Behalve als een bron van wetenschappelijke kennis beschouwt Khalid de Koran ook als een leidraad voor goed en kwaad. Dat sommige moslimjongeren er de rechtvaardiging in vinden om deel te nemen aan een oorlog vindt hij lastig te verklaren. Hij houdt de media en het onderwijs voor een groot deel verantwoordelijk voor de keuze van deze jongeren. Ze zijn opgejut door vreselijke televisiebeelden. De school moet jongeren die radicaliseren opvangen en begeleiden. Maar dat doen ze niet. Ze kijken liever een andere kant op.

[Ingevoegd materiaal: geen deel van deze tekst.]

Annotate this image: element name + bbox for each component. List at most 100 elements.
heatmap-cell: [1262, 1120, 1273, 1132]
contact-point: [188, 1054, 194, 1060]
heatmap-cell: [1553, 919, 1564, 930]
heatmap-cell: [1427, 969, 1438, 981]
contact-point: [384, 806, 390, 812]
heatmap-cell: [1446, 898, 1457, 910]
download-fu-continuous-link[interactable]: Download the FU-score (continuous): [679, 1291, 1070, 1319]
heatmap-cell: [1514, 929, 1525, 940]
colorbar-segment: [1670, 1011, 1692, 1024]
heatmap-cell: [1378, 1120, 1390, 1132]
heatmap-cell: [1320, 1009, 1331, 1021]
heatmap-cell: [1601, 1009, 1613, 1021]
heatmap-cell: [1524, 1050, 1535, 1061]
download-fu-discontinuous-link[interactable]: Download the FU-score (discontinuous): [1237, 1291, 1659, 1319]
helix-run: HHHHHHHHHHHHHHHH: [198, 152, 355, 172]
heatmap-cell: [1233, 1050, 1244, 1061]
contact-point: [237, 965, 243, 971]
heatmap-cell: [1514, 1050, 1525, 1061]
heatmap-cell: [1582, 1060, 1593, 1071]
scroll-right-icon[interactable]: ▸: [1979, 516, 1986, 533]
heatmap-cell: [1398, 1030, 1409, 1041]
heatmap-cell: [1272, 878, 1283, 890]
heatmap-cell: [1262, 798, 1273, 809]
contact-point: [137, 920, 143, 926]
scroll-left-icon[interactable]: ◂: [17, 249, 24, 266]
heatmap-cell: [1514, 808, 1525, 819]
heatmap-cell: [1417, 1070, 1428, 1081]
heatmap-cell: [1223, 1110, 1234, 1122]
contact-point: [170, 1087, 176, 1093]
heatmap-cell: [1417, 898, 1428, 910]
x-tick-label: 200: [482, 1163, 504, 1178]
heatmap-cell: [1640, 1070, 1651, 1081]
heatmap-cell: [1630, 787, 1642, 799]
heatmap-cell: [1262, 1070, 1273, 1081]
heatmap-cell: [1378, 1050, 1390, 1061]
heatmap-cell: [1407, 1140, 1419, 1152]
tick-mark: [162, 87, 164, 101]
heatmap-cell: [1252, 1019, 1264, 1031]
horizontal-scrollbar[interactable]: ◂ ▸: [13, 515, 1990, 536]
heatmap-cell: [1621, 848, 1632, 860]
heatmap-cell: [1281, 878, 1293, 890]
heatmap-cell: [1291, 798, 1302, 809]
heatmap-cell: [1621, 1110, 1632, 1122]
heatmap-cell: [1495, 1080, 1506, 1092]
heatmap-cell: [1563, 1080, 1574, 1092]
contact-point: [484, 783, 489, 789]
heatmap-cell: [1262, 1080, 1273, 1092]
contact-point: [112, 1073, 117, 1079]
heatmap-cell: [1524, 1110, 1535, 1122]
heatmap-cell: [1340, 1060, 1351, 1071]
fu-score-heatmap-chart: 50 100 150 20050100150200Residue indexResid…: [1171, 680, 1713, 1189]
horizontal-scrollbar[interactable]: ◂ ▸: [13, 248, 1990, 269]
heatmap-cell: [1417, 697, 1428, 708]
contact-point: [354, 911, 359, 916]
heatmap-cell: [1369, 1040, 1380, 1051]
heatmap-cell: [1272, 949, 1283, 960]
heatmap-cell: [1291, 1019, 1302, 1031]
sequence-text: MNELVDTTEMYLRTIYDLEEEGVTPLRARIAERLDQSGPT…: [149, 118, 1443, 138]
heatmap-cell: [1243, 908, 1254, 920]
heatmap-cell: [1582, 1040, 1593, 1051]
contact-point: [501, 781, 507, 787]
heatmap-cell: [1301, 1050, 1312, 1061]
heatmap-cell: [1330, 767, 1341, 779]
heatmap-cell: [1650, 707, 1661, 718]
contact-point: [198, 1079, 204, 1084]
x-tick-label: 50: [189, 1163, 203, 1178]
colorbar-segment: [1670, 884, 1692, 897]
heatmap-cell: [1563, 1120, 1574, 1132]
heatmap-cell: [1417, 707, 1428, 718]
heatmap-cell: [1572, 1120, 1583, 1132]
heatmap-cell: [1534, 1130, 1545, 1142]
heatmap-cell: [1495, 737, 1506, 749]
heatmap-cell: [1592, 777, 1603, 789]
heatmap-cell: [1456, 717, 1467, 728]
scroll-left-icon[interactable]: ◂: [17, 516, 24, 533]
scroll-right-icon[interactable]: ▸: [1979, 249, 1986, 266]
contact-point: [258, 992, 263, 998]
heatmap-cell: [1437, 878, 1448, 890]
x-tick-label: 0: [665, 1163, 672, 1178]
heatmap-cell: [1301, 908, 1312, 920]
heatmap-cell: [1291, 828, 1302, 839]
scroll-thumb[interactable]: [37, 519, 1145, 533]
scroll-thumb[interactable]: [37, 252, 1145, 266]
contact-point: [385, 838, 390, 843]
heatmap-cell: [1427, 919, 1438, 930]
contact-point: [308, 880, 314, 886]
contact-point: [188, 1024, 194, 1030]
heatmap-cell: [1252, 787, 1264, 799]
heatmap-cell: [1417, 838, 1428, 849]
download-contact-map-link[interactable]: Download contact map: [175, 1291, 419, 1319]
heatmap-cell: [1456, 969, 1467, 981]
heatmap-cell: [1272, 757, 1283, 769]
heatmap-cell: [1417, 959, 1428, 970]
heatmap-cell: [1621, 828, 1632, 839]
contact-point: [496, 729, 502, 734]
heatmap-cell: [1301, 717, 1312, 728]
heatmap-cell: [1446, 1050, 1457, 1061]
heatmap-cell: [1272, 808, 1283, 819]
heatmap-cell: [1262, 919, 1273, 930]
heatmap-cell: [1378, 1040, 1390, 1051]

Toch waakt Khalid er over om zijn geloofsbroeders die naar Syrië vertrekken te veroordelen. “Het is een heel moeilijke kwestie waarover ik weinig kan zeggen, omdat ik niet weet wat deze jongens in Syrië gaan doen. Sommigen nemen de wapens op. Anderen doen heel zinvol humanitair werk. Ze verlenen hulp aan de getroffen bevolking en verzorgen de gewonden. Ik heb gelezen over een Engelse dokter die daar een heel ziekenhuis uit de grond heeft gestampt. Wie ben ik om dat te veroordelen?”
Zelf zou Khalid nooit naar oorlogsgebied vertrekken. “Ik kies voor heel andere waarden. De islam staat voor mij gelijk aan het vergaren van kennis. Het eerste vers in de Koran luidt: Iqra. Dat betekent ‘leer’. Ik ben student en besteed bijna al mijn tijd aan leren. Voor mijn ouders en grootouders was dat heel anders. Zij waren bezig met overleven en zaten niet in die luxepositie. Ik grijp de kans met beide handen aan.”
Muntjesactie
Naast zijn studie zet Khalid zich ook in voor verschillende sociale projecten. Vorig jaar nam hij actief deel aan de muntjesactie van Free Hands. “In korte tijd verzamelden we in totaal ruim 1150 kilo koperen euromuntjes in. Dat was goed voor 20.500 euro. Met het bedrag konden we zeven waterputten in Somalië laten aanleggen. Dat gaf mij een onbeschrijfelijk goed gevoel. Ik vind het heel belangrijk om ook de zwakste groepen in deze wereld een stem te geven.”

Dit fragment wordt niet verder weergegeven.